When a plane cuts through an object, an area is projected onto the plane. Any plane can be used to cut through the surface, but when that plane is perpendicular to an axis of symmetry, its projection is called a cross-sectional area. For a simple three-dimensional shape, such as a cylinder, the cross-sectional projection is a circle, and the area is easy to calculate. With such shapes as an I-beam, however, calculating the cross-sectional area can be complicated.
Identify the axis of symmetry. For many applications, this will be the longest axis or the longitudinal axis.
Identify the shape projected onto a plane that passes through the shape perpendicular to the axis of symmetry. If the shape is complex, divide it into simpler shapes for ease of calculation. An I-beam, for example, can be divided into a horizontal rectangle on the top, a horizontal rectangle on the bottom and a vertical rectangle connecting them in the middle.
Select the appropriate area formulas to use for the calculation. Some common ones are the area of a triangle, which is half of the base times the height; the area of a rectangle, which is the base times the height; and the area of a circle, which is pi times the radius squared. In our example, you'd need the rectangle formula to calculate the I-beam shape.

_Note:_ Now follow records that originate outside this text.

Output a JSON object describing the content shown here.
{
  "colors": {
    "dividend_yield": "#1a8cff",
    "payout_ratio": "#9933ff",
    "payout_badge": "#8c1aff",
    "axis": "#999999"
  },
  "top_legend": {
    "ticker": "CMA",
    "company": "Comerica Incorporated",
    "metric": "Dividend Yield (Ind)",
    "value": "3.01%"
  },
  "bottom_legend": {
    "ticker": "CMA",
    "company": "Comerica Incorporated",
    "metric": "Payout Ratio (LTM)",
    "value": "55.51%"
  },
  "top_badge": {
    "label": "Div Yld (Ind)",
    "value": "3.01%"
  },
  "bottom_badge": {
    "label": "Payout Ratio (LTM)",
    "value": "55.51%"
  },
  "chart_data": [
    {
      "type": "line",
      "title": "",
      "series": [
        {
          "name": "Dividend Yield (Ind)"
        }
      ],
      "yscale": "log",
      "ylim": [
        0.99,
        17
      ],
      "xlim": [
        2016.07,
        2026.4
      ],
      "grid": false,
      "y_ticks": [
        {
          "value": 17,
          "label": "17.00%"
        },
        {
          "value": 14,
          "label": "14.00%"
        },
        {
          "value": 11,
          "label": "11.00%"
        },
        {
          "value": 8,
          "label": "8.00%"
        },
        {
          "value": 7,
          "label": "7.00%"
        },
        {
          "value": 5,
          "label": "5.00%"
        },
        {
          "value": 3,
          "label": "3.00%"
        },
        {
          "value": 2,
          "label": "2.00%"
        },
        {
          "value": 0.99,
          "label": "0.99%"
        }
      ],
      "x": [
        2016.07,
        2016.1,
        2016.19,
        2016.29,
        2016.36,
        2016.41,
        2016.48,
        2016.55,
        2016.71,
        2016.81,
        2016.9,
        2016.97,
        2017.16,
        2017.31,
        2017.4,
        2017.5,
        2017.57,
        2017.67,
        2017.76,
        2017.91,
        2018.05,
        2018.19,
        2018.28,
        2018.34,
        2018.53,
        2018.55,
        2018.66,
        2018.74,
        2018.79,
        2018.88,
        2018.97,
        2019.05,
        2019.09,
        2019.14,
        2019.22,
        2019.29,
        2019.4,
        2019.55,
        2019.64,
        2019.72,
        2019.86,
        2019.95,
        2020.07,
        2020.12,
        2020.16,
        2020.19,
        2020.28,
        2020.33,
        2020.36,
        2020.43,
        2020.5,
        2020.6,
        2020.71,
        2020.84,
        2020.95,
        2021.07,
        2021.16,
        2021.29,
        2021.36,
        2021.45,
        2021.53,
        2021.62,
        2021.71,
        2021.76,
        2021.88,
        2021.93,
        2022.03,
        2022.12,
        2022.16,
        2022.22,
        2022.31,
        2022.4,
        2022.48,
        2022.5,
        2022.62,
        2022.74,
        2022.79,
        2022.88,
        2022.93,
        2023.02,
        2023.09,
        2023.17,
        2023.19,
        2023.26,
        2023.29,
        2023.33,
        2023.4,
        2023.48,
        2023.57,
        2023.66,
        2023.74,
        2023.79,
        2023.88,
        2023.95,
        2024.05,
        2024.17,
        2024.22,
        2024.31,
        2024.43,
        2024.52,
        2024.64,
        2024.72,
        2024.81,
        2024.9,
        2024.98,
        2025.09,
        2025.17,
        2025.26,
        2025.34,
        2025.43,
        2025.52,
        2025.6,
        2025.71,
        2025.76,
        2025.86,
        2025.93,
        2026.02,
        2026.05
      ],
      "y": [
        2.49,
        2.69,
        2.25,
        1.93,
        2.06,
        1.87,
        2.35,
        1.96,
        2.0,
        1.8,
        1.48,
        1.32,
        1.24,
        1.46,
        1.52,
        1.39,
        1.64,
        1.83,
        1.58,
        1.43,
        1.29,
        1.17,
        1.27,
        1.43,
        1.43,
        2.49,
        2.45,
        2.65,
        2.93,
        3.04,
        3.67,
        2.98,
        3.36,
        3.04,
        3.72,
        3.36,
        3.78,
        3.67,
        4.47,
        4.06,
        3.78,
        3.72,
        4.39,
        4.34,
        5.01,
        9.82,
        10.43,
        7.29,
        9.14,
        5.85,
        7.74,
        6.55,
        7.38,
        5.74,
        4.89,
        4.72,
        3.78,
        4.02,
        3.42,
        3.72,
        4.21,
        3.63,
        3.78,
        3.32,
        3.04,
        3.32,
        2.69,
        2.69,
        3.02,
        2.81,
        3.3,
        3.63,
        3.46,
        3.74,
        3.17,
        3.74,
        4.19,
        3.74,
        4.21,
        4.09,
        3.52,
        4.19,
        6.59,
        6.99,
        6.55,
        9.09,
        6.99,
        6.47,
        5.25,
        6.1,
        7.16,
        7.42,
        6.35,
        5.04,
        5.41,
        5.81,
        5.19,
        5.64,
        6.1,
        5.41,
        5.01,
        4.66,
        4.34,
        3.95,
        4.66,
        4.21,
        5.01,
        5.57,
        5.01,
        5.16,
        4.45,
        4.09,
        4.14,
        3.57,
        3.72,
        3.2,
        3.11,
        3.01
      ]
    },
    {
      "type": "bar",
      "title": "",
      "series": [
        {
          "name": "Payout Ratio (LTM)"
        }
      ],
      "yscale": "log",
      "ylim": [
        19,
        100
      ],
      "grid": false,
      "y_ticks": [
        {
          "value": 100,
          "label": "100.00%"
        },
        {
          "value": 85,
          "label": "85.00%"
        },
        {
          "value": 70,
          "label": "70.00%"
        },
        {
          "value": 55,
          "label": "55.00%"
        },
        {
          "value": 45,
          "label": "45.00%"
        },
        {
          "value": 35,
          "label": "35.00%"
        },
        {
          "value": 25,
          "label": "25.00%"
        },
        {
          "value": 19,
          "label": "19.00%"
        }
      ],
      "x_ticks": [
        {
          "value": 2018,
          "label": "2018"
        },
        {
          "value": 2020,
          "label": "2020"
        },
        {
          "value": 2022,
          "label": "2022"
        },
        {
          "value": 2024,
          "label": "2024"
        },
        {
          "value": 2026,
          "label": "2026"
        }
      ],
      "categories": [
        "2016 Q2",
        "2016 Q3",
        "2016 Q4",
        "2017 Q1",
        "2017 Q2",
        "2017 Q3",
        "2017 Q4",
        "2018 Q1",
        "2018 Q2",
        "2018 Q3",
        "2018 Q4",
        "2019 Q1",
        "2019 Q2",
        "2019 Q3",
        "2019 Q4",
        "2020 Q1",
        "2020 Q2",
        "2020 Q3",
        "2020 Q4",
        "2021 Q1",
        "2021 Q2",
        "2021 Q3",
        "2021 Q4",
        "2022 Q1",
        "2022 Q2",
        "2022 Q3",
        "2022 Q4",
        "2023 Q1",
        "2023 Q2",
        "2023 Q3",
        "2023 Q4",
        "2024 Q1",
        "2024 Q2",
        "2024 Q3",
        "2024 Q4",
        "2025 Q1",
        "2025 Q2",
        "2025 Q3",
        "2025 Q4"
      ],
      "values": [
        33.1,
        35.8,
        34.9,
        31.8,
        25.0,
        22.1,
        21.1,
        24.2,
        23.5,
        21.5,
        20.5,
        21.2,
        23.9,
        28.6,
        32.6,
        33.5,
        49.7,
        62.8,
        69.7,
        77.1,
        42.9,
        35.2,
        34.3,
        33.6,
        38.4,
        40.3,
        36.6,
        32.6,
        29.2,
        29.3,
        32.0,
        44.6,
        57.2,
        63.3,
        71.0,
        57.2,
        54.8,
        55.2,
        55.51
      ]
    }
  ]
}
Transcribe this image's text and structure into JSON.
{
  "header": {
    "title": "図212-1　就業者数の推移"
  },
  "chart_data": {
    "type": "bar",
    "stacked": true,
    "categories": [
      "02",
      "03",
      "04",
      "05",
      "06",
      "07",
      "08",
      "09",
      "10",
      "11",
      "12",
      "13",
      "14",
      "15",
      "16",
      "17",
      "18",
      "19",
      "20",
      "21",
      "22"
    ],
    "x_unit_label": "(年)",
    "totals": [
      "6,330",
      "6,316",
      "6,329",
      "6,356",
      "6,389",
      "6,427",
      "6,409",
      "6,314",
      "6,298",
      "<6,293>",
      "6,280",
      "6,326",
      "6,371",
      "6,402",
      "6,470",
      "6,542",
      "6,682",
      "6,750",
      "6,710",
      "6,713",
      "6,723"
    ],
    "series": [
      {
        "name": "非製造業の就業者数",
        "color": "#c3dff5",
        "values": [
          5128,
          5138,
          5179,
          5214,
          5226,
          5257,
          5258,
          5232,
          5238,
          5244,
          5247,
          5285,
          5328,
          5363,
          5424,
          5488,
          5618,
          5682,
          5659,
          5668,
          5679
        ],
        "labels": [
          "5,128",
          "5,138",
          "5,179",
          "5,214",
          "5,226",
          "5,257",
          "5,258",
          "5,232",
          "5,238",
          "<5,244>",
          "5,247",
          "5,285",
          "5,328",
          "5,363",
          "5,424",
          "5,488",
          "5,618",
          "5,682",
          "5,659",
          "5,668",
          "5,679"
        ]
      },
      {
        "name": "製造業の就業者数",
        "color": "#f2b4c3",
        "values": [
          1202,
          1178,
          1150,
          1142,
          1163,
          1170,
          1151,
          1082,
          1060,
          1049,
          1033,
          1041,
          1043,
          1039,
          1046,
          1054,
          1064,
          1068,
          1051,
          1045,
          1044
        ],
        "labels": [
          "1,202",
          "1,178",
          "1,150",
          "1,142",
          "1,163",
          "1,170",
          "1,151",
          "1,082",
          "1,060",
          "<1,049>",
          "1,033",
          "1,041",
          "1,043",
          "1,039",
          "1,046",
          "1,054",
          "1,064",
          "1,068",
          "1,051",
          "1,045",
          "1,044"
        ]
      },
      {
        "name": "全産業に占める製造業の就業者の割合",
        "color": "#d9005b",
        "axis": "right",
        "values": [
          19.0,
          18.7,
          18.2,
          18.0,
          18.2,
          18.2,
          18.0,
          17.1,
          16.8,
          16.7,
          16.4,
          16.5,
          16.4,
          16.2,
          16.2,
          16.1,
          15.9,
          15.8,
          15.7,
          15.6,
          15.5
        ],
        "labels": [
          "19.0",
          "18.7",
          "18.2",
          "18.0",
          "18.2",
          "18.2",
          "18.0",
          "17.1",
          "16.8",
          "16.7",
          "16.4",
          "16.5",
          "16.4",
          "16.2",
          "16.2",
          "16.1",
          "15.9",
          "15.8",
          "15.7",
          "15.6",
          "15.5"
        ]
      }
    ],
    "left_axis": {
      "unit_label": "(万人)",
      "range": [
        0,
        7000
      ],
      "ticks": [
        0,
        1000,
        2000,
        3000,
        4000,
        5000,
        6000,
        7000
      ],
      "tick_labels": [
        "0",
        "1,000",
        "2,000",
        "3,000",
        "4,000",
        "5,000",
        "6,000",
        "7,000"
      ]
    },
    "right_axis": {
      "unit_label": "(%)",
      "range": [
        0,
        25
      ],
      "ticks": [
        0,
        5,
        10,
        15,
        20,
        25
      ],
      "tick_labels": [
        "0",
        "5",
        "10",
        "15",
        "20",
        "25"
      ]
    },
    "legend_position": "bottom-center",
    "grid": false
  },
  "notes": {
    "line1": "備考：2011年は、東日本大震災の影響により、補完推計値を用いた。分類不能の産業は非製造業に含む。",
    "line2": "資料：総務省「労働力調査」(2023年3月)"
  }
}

Measure the values needed to fill in the formula or formulas. For example, suppose each of the horizontal rectangles in our I-beam shape measures 4 inches by 6 inches, and the vertical rectangle measures 2 inches by 12 inches.
Solve the area equations. For complex geometries, solve the simpler equations and add them together to get the total cross-sectional area. In our example, we add the area of two of the horizontal rectangles -- 24 + 24 = 48 square inches -- to the area of the vertical rectangle -- 24 square inches -- for the total area: 72 square inches.
Be sure to use the correct units when you calculate the area of a cross-section: this will be "square" units, such as square inches, square meters, and so on.